Mansholt

Manscholt

mw-headline" id="Leben">Leben[Bearbeiten | < Quellcode bearbeiten] Der gebürtige Sicco Mansholt stammte aus einer großen Bauernfamilie aus dem Groninger Land, die Sozialdemokraten waren. An der Tropical Agricultural School in Detenter absolvierte Mansholt eine Lehre als Tabakbauer. Er versteckte nicht nur Menschen im Polder des Wieringermeeres, sondern auch die geheime Nahrungsversorgung der Westprovinzen der Niederlande. Im Anschluss an das Ende der deutschsprachigen Besetzung hielt Mansholt kurzzeitig das Amt des Bürgermeisters im Wieringermeer.

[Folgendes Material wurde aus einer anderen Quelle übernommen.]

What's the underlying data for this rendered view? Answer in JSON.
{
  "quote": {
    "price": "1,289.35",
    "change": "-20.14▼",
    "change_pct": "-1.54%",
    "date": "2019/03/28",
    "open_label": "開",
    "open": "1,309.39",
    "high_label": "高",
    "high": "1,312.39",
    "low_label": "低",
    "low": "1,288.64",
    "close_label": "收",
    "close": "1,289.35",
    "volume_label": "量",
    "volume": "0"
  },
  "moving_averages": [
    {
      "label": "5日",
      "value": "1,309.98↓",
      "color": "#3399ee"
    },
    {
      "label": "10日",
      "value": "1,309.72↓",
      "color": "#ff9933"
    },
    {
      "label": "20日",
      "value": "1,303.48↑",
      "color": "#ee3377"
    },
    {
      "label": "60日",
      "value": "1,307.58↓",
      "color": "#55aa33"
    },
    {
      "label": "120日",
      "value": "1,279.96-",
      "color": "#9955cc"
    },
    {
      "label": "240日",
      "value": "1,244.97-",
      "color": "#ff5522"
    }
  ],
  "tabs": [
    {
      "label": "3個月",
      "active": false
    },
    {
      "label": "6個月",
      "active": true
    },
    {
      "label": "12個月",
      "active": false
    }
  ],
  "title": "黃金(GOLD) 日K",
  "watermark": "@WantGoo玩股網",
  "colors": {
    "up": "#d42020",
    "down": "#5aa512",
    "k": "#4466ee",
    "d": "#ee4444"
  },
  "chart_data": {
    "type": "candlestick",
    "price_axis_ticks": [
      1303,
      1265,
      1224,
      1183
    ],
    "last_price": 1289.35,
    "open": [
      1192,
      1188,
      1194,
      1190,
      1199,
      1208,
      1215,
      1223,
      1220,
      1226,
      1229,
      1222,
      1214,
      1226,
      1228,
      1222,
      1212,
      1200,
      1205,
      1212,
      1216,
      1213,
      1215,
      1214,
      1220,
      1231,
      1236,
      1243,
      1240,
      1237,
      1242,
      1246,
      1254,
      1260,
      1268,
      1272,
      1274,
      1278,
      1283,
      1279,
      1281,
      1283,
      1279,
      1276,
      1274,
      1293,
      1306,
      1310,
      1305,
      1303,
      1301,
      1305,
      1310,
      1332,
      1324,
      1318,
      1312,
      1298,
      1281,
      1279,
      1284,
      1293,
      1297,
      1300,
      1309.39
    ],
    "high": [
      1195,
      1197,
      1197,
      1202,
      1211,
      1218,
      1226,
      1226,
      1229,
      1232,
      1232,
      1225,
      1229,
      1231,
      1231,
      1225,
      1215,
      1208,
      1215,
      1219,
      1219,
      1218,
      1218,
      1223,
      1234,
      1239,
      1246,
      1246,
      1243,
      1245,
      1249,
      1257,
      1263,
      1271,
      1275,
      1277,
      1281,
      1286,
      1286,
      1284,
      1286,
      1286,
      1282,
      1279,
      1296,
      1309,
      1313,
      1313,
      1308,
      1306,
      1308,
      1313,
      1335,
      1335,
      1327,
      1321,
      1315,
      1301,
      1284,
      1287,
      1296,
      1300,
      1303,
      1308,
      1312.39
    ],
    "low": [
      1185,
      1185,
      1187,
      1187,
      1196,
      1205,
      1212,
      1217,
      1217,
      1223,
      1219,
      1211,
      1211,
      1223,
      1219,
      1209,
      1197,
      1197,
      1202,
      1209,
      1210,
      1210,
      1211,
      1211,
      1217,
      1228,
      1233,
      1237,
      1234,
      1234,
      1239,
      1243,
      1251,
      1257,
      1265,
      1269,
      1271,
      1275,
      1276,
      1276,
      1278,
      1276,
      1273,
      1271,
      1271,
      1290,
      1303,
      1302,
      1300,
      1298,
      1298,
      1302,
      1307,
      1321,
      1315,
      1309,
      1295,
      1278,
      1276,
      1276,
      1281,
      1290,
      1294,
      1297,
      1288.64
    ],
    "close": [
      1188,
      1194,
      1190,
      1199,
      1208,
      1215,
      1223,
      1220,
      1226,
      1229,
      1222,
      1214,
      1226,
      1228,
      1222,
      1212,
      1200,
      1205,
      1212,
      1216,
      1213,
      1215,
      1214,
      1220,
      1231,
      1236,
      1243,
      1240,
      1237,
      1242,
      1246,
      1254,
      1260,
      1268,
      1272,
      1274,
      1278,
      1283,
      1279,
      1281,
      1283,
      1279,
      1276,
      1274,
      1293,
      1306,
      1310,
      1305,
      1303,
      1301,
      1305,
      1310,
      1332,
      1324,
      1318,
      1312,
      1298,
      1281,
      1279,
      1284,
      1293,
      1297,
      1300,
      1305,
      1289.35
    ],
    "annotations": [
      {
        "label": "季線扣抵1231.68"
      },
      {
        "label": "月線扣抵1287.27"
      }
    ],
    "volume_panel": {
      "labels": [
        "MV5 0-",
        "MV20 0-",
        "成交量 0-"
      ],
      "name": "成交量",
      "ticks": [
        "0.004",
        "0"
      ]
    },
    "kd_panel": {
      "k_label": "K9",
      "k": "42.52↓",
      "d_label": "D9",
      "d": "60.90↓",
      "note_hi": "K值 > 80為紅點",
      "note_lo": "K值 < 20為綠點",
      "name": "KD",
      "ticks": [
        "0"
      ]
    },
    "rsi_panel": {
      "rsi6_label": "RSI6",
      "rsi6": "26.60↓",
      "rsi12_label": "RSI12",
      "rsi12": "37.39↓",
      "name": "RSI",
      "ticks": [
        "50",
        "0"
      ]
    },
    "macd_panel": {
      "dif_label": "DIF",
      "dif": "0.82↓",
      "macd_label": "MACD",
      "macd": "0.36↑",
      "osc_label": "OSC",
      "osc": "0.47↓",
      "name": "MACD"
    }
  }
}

Unmittelbar nach dem Zweiten Weltkrieg, im Juli 1945, brachte ihn Ministerpräsident Willem Sermerhorn von der Pfalz in sein Ministerkabinett als Landwirtschafts-, Fischereiminister und Ernährungsminister, wo er im Alter von 36 Jahren der jüngste war. Dabei war er in sechs Regierungskreisen tätig: Das niederländische Agrarministerium bekam unter Mansholt eine Machtposition, die mit keinem anderen europäischem Staat zu vergleichen ist.

Er hat die holländische Agrarwirtschaft auf einen Kurs der Modernisierung, Verfeinerung und des Exports gebracht, den sie bis heute fortsetzt. Mansholt wurde auch als einer der bedeutendsten Vertreter der niederländischen Socialist Party angesehen. Im Jahr 1950 präsentierte er den "Mansholt Plan" den europÃ?ischen Regierungsstellen, eine Agrarpolitik, die dem Schuman-Plan Ã?hnelt, aber von den meisten Regierungsstellen verworfen und nie durchgesetzt wurde.

Im Jahr 1958 wurde er einer der Mitglieder der neuen Europakommission und beschäftigte sich auch in dieser Funktion hauptsächlich mit der Agrapolitik. Er hat seine in den Niederlanden angewendeten Ansätze auf die paneuropäische Agrarwirtschaft übertragen. Der 1960 vorgelegte Entwurf, die europäische Agrarwirtschaft in großem Umfang zu integrieren und einheitliche Erzeugerpreise festzulegen, wurde jedoch aus Angst vor dem Aufkommen eines landwirtschaftlichen Lebensmittelkartells größtenteils abgelehnt.

Diese Ideen wurden jedoch zum Teil in die Beitrittsverhandlungen zur weiteren Integrierung der EWG zu Beginn des Jahres 1962 aufgenommen. Ende 1968 stellte er einen Aktionsplan (Mansholt-Plan) vor, der darauf abzielte, die landwirtschaftliche Produktion in Europa zu rationellisieren und auf dem Welthandelsmarkt einzuführen, indem die Zahl der Landwirtschaftsbetriebe reduziert und ihre Größe erhöht wurde. Nach der Umstellung der EWG auf die EG war Mansholt stellvertretender Vorsitzender der EGKommission und wurde 1972 und 1973 für sieben weitere Amtszeiten Vorsitzender der EEK.

Im Jahr 1974 wurde er zum stellvertretenden Parteivorsitzenden der Föderation der SPD-Landtagsparteien der Europäischen Union ernannt.